Josephine Teo: Raising dormitory standards 'right thing to do', will first focus on containing Covid-19 spread

Teo said that she will deal with this issue in a dedicated way, concluding that 'you have my word'.

Martino Tan | April 06, 2020, 11:18 PM

Manpower Minister Josephine Teo has elaborated on minimising the further spread of Covid-19 in foreign worker dormitories, and said unequivocally that there is no question in her mind that standards in dormitories should be raised.

However, she urged Singaporeans to let her MOM team focus on managing the enormity of the task of containing the transmission of Covid-19 at the dormitories first, before dealing with the living standards issue in a more dedicated way.

Her Facebook post also addressed the online chatter surrounding Ambassador-at-Large Tommy Koh's criticisms on the poor conditions of foreign worker dormitories.

Tommy Koh's criticism

In a Facebook post on Apr. 6, Koh said the dormitories were like a "time bomb waiting to explode", and added that "the way Singapore treats its foreign workers is not First World but Third World".

Koh was referring to an article published by the Straits Times (ST), where workers from S11 dormitory told ST that their rooms are "infested with cockroaches" and the "toilets are overflowing."

In response, Johnathan Cheah, Managing Director, S11 Dormitories, told Mothership.sg that they have managed to increase their cleaning crew by another 10 cleaners and "the situation has vastly improved over the past 24 hours".

Many foreign workers previously lived in very poor & unhygienic conditions

First, Teo provided the historical context on the previous living conditions of foreign workers, according to a Ministry of Manpower (MOM) press release on Apr. 6.

She said that many foreign workers lived in very poor and unhygienic conditions before such dormitories were built. In fact, their employers would often house them at the sites where they worked just to save costs.

Over the years, around 200,000 of them now live in purpose-built dormitories like [email protected] and Westlite Toh Guan.

Second, Teo shared why the decision was taken to build the current dormitories.

It was in fact to raise standards and take care of the workers wellbeing.
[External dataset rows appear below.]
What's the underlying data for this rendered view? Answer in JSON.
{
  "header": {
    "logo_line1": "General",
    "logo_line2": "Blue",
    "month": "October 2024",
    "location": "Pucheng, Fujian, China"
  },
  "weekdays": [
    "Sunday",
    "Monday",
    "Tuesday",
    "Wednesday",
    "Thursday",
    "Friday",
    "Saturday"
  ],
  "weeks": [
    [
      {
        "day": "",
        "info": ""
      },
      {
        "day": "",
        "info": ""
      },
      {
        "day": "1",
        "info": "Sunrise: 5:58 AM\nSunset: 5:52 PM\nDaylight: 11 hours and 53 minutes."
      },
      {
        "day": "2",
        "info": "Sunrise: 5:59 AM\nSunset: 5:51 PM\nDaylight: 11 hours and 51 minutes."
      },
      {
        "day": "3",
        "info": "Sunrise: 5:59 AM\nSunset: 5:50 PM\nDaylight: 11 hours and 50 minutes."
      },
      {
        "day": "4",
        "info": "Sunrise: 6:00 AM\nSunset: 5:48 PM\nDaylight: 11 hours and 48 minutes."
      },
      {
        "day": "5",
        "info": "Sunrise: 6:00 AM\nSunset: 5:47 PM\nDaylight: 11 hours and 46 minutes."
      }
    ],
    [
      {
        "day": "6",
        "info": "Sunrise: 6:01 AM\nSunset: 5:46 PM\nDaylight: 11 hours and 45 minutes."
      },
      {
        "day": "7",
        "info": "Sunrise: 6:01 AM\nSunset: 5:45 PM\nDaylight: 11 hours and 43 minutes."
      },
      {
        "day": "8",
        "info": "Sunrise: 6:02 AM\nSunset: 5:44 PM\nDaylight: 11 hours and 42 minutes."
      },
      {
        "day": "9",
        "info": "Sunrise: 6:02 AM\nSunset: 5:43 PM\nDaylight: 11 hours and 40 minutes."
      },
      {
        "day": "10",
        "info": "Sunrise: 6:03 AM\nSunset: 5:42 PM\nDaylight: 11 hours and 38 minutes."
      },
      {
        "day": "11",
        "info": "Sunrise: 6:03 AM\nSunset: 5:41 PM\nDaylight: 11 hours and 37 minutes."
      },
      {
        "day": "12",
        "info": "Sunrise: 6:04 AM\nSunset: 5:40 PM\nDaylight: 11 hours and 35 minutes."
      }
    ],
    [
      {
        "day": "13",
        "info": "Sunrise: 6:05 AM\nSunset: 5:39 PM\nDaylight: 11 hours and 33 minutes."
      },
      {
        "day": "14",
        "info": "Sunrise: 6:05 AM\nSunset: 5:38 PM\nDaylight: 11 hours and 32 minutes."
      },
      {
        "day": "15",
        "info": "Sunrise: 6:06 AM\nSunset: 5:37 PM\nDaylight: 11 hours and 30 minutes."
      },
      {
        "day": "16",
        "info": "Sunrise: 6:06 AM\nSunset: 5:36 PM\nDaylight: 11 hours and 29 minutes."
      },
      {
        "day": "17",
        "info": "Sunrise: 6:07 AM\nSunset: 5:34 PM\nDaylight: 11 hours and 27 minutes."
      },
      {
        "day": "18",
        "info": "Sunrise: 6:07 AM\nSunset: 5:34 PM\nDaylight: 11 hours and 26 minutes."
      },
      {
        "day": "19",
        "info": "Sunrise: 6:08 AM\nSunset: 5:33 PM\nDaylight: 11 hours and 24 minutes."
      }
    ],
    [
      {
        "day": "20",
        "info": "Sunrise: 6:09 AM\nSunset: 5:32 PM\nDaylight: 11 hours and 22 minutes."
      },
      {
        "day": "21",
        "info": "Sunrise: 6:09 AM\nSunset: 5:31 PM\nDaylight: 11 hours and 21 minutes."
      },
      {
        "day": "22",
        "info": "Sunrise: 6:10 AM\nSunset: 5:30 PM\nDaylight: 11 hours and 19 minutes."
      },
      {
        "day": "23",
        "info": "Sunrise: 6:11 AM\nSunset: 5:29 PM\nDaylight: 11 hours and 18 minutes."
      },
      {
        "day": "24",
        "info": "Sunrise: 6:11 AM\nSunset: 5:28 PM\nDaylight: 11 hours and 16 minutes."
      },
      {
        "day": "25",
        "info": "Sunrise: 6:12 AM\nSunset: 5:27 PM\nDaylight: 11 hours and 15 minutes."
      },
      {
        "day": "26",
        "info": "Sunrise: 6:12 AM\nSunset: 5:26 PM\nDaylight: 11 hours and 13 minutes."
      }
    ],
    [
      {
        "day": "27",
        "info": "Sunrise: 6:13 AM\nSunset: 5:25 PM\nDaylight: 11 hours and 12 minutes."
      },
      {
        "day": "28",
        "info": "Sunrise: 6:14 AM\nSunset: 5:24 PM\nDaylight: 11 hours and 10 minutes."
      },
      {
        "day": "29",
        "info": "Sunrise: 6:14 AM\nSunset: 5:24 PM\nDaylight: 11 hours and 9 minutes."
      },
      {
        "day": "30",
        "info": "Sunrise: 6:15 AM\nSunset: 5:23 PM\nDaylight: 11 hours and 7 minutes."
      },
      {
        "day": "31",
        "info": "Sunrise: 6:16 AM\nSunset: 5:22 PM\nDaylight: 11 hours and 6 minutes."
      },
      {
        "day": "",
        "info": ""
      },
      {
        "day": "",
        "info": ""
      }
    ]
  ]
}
Teo noted that Singapore now have 43 of such dormitories in Singapore.

In numbers of numbers, it was akin to building up the whole of Ang Mo Kio or Pasir Ris-Punggol towns.

Licence conditions must be adhered to, including sanitation

The purpose-built dormitories have the following facilities:

  • Proper sleeping rooms with beds
  • Dedicated toilet and shower facilities
  • Recreational spaces with TVs, newspapers etc
  • Supermarkets or minimarts, stocked with food, snacks and necessities according to the workers’ preferences

    dedicated sick bays

Teo said that the dormitories are licensed under the Foreign Employee Dormitories Act, requiring operators to comply with a set of licence conditions including maintaining standards for cleanliness, water supply, sanitation and hygiene of premises.

Moreover, MOM officers conduct regular inspections to ensure that licence conditions are adhered to.

Covid-19 shows public the important of raising standards at worker dormitories

Third, Teo shared the challenges of raising standards in dormitories, as they increased costs for the employers and the public.

Nevertheless, she hopes that the Covid-19 episode demonstrates to the employers and the wider public that "raising standards at worker dormitories is not only the right thing to do, but also in our own interests".

She also hopes that Singaporeans would be willing to accept the higher costs that come with higher standards.

Teo: My team is already working round-the-clock

In the meantime, Teo urged Singaporeans to let her team focus on the Covid-19 situation.

She revealed that her team is "already working round-the-clock".

This is because they are on the frontlines dealing with the tense conditions in managing the 200,000 workers, who are spread out in 43 dormitories.

She urged Singaporeans not to demoralise the MOM staff with finger-pointing.

Finally she promised Singaporeans that "you have my word" that MOM will deal with the living conditions of dormitories in a dedicated way after the Covid-19 “circuit breaker” measures that will start tomorrow (Apr. 7).

The measures will include shutting down most workplaces and all schools.

Food establishments, markets and supermarkets, clinics, hospitals, utilities, transport and key banking services will remain open.